Quesetion: How did military censors react to your book “The Secret War with Iran”?Ronen Bergman:  In Israel, just to give a general explanation, according to the law, we have to give everything that you write about military and intelligence issues to the military censorship.  This book was submitted to military censorship.  

When it came back, I counted 750 deletions, and a tedious negotiation started with them and we won and we submitted some appeals to Supreme Courts.  We won in most cases. 

One of them is the case of Nahum Manbar, an Israeli businessman, ex-officer with the IDF [Israeli Defense Force], a hero of the Yom Kippur [October 17 to the war], who became a businessman and cynically, cruelly and viciously sold chemical warfare to Iran.  The fact that this was not caught by Mossad in time and the whole affair were banned by military censorship, I appealed to Supreme Court and won. And there’s a chapter in the book called, “The Termite File” because the whole person was codenamed “The Termite,” describing the operation.  

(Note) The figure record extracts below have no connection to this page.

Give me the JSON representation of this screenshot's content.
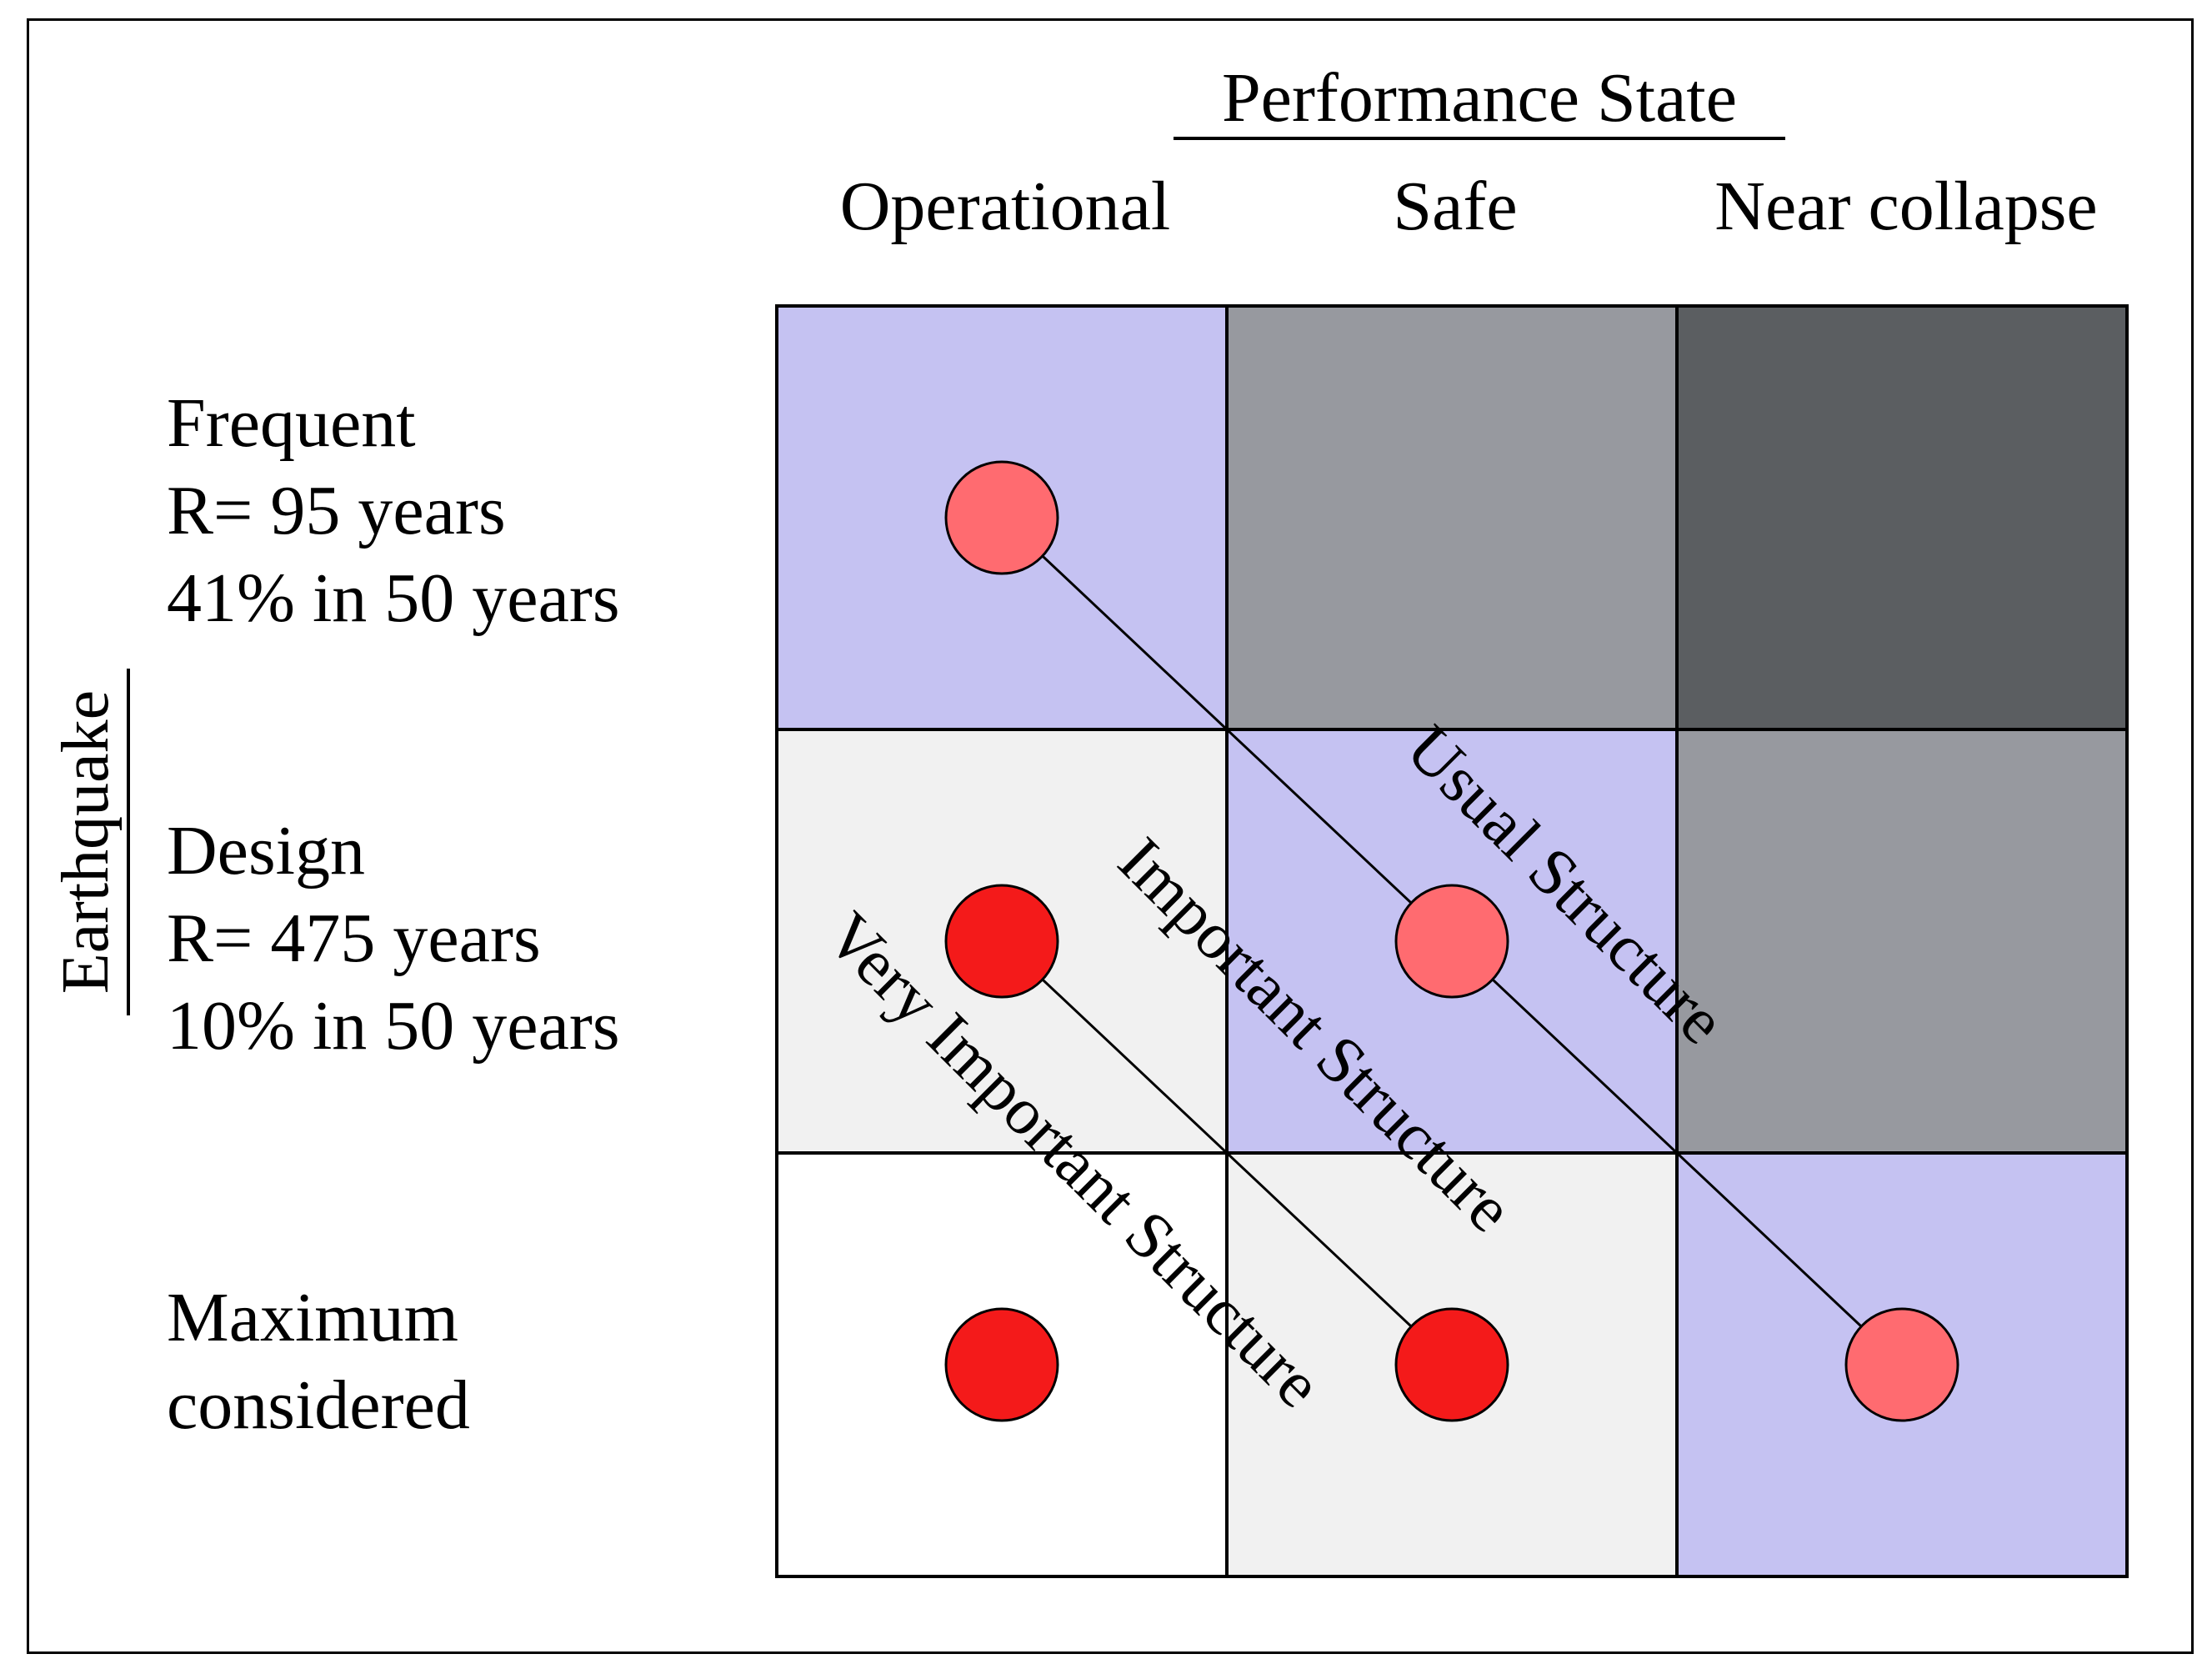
{
  "title": "Performance State",
  "columns": [
    "Operational",
    "Safe",
    "Near collapse"
  ],
  "axis_label": "Earthquake",
  "rows": [
    {
      "lines": [
        "Frequent",
        "R= 95 years",
        "41% in 50 years"
      ]
    },
    {
      "lines": [
        "Design",
        "R= 475 years",
        "10% in 50 years"
      ]
    },
    {
      "lines": [
        "Maximum",
        "considered"
      ]
    }
  ],
  "cell_colors": [
    [
      "#c5c2f2",
      "#97999f",
      "#5b5e61"
    ],
    [
      "#f1f1f1",
      "#c5c2f2",
      "#97999f"
    ],
    [
      "#ffffff",
      "#f1f1f1",
      "#c5c2f2"
    ]
  ],
  "dot_colors": {
    "light": "#ff6b70",
    "dark": "#f41a1a"
  },
  "series": [
    {
      "name": "usual-structure",
      "label": "Usual Structure",
      "dot": "light",
      "cells": [
        [
          0,
          0
        ],
        [
          1,
          1
        ],
        [
          2,
          2
        ]
      ]
    },
    {
      "name": "important-structure",
      "label": "Important Structure",
      "dot": "dark",
      "cells": [
        [
          1,
          0
        ],
        [
          2,
          1
        ]
      ]
    },
    {
      "name": "very-important-structure",
      "label": "Very Important Structure",
      "dot": "dark",
      "cells": [
        [
          2,
          0
        ]
      ]
    }
  ]
}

In some cases, we reached compromise.  One of the most very funny; there’s a chapter called, “The Second Coming of Hezbollah.”  It starts with an interview with a Mossad prominent figure dealing with Hezbollah, in which he says, “In 50 years, when they open the secret files, people in Israel would be amazed to how poor was the human penetration of Israeli intelligence into Hezbollah.  When people would read the secret files, [they] would be shocked and sad to see that Mossad looked far less like James Bond and far more like Inspector Clouseau.”

And then he asked me, “Do you know how many real agents did Israel have in the ranks of Hezbollah?  In the true ranks, not in the sympathizers, not in outside circles?  Hezbollah troops?” And he lift some fingers of his right arm.  

Now, military censorship took everything out.  We appealed against it and the outcome was a compromise in which they permitted to publish everything, and it’s in the book, except for the exact number of fingers that he lifted.  So, if you read it, you’ll see that it’s somewhere between one and five, because it’s only his right arm and no fingers were chopped in previous operations, but there’s no exact number.  Now, I think it’s ridiculous, but yet, we had to reach some sort of compromise. 

I would say this.  The bottom line is 95% of this book is new information and I think that, after all, the knowledge of the reader of what’s going in that clandestine war between Israel and United States in one hand, and Iran on the other, was not severely damaged by this censorship.